Brian Blum
July 17, 2018, Updated July 19, 2018

Running a background check for a sensitive job in an investment bank, government office or large corporation traditionally takes 10 to 15 days. In today’s fast-moving world, where a tweet can change everything in a matter of seconds, that’s too long.

Shlomo Mirvis saw that background checks were done manually at an Israeli intelligence firm he worked for. “The world of background checks hardly changed in the last 40 years,” he tells ISRAEL21c.

In 2014, Mirvis founded Intelligo, which uses artificial intelligence (AI) to automate the background-check process. The company’s key product, Clarity, can return initial results within an hour and have a full report on a client’s desk in two days.

Moreover, the report Clarity produces is not the 40-page behemoth that leading background-check companies typically deliver. “It’s more like an interactive NSA system in your office. It has a beautiful management dashboard that highlights the most important data,” Mirvis explains. “You then click to drill down.”

Intelligo CEO Shlomo Mirvis. Photo: courtesy

Making sense of data has always been a challenge in the background-check business, but it’s even more critical today, when AI can crawl through millions of data points across the Internet. Processing all that information used to be a liability, overwhelming the human beings running the checks with irrelevant items. But all that data “is a tremendous asset to AI,” Mirvis says.

Indeed, AI shines the brightest when it can make connections and identify patterns in the way that only a machine can. AI-powered tools like Clarity increase clients’ odds of finding “needles in the haystack,” Mirvis adds.

Another AI advantage: it can check and recheck a target’s background automatically, ensuring that any red flags on individuals or companies are discovered in real time.

Clarity’s sweet spot is what’s known in the banking world as KYC – “Know Your Client” – a regulatory requirement aimed at preventing money laundering. It’s not intended so much for small personal accounts (although banks have to run simple background checks for those, as well) but rather for large investors and big corporations.

“The problem is, KYC is a burden on clients,” Mirvis says. “It’s something they have to do but they don’t really want to do.

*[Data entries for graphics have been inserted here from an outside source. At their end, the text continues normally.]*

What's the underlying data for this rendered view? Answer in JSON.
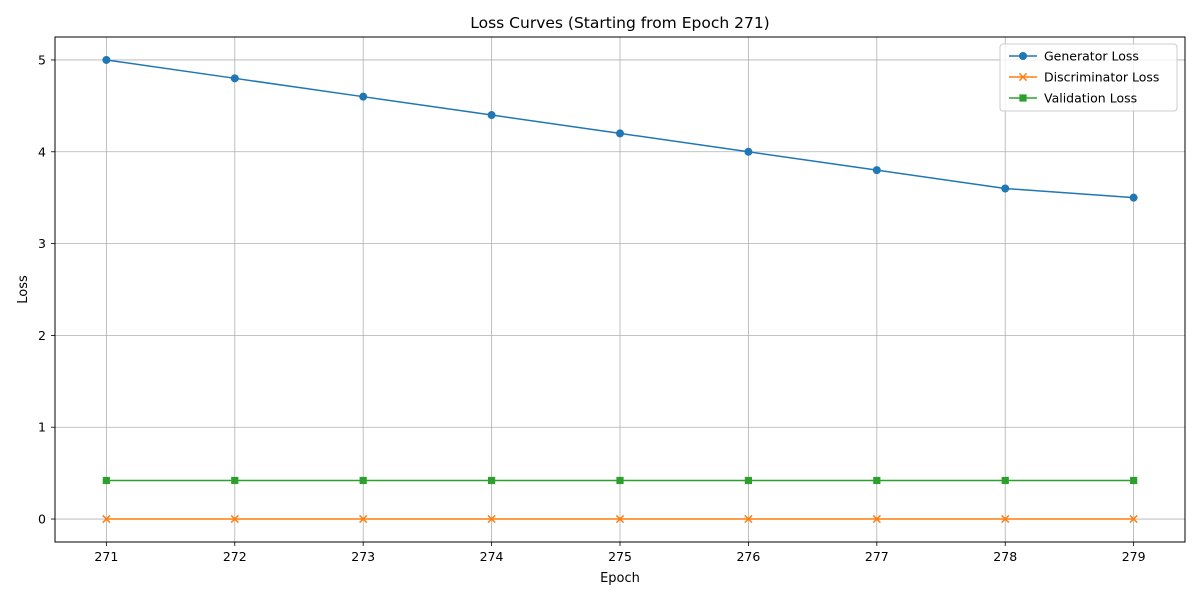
{
  "chart_data": {
    "type": "line",
    "title": "Loss Curves (Starting from Epoch 271)",
    "xlabel": "Epoch",
    "ylabel": "Loss",
    "x": [
      271,
      272,
      273,
      274,
      275,
      276,
      277,
      278,
      279
    ],
    "xticks": [
      "271",
      "272",
      "273",
      "274",
      "275",
      "276",
      "277",
      "278",
      "279"
    ],
    "yticks": [
      "0",
      "1",
      "2",
      "3",
      "4",
      "5"
    ],
    "xlim": [
      270.6,
      279.4
    ],
    "ylim": [
      -0.25,
      5.25
    ],
    "grid": true,
    "legend_position": "top-right",
    "series": [
      {
        "name": "Generator Loss",
        "values": [
          5.0,
          4.8,
          4.6,
          4.4,
          4.2,
          4.0,
          3.8,
          3.6,
          3.5
        ],
        "color": "#1f77b4",
        "marker": "circle"
      },
      {
        "name": "Discriminator Loss",
        "values": [
          0.0,
          0.0,
          0.0,
          0.0,
          0.0,
          0.0,
          0.0,
          0.0,
          0.0
        ],
        "color": "#ff7f0e",
        "marker": "x"
      },
      {
        "name": "Validation Loss",
        "values": [
          0.42,
          0.42,
          0.42,
          0.42,
          0.42,
          0.42,
          0.42,
          0.42,
          0.42
        ],
        "color": "#2ca02c",
        "marker": "square"
      }
    ]
  }
}
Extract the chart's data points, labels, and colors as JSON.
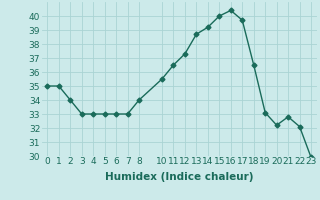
{
  "x": [
    0,
    1,
    2,
    3,
    4,
    5,
    6,
    7,
    8,
    10,
    11,
    12,
    13,
    14,
    15,
    16,
    17,
    18,
    19,
    20,
    21,
    22,
    23
  ],
  "y": [
    35,
    35,
    34,
    33,
    33,
    33,
    33,
    33,
    34,
    35.5,
    36.5,
    37.3,
    38.7,
    39.2,
    40.0,
    40.4,
    39.7,
    36.5,
    33.1,
    32.2,
    32.8,
    32.1,
    29.9
  ],
  "line_color": "#1a6b5a",
  "marker": "D",
  "markersize": 2.5,
  "bg_color": "#cceaea",
  "grid_color": "#aad4d4",
  "xlabel": "Humidex (Indice chaleur)",
  "ylim": [
    30,
    41
  ],
  "xlim": [
    -0.5,
    23.5
  ],
  "xticks": [
    0,
    1,
    2,
    3,
    4,
    5,
    6,
    7,
    8,
    10,
    11,
    12,
    13,
    14,
    15,
    16,
    17,
    18,
    19,
    20,
    21,
    22,
    23
  ],
  "yticks": [
    30,
    31,
    32,
    33,
    34,
    35,
    36,
    37,
    38,
    39,
    40
  ],
  "xlabel_fontsize": 7.5,
  "tick_fontsize": 6.5,
  "linewidth": 1.0
}
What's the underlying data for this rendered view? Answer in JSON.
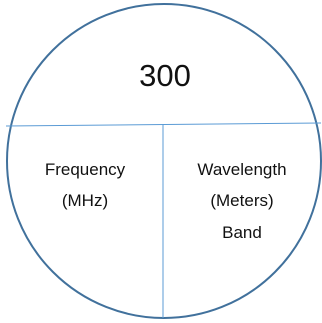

We wanted to create a way for background checks to serve the client and not be a burden.”

Clarity dives deep into search engines, social media, blogs and a wide variety of databases to capture information. Most of it comes via Intelligo’s own web scrapers, although the company does buy some data from third parties.

The Intelligo team in Petah Tikva. Photo: courtesy

Intelligo signaled in November of last year that it would be putting a greater emphasis on homeland security. The company signed up Michael McConnell, a former director of the US National Security Agency, and Pinhas Buchris, who headed the IDF’s exclusive 8200 Unit, to serve on its advisory board. Buchris was also the managing director of the Israeli Ministry of Defense from 2007 to 2010.

National security is a big niche. The US government has a security-clearance backlog of more than 700,000 applicants and is paying billions of dollars for employees already on the payroll but yet to be cleared.

“What I have learned in all of my years of experience both in the military and in the private sector, comes down to one thing – people,” Buchris said. “Selecting the right people at the right time is critical … Intelligo provides this information, allowing for total transparency throughout the due-diligence process.”

Intelligo charges clients on a Service as a Software (SaaS) basis and, even though Clarity was only recently released as a for-sale product, “some clients who had been beta testing it insisted on paying for the product,” Mirvis tells ISRAEL21c.

Intelligo is based in Petah Tikva and has a staff of 38. The company raised $5.7 million in October 2017 as part of a Series A round from New York-based investment firm Governing Dynamics and Eileen Murray, co-CEO at Bridgewater Associates.

The investors were impressed not only by the Clarity technology but by Intelligo’s customer base. “Some of the largest investment banks are our clients,” Mirvis says.

Intelligo is focusing on the United States for now, although Mirvis says the company “is getting a lot of interest from Europe and especially from the UK. We hope to expand there by the end of 2018.”

“Automating this level of research was always considered the unattainable holy grail,” Mirvis told the tech website Tech.eu after closing the Series A round. The launch of Clarity “fulfills our vision of bringing due diligence into the 21st century.”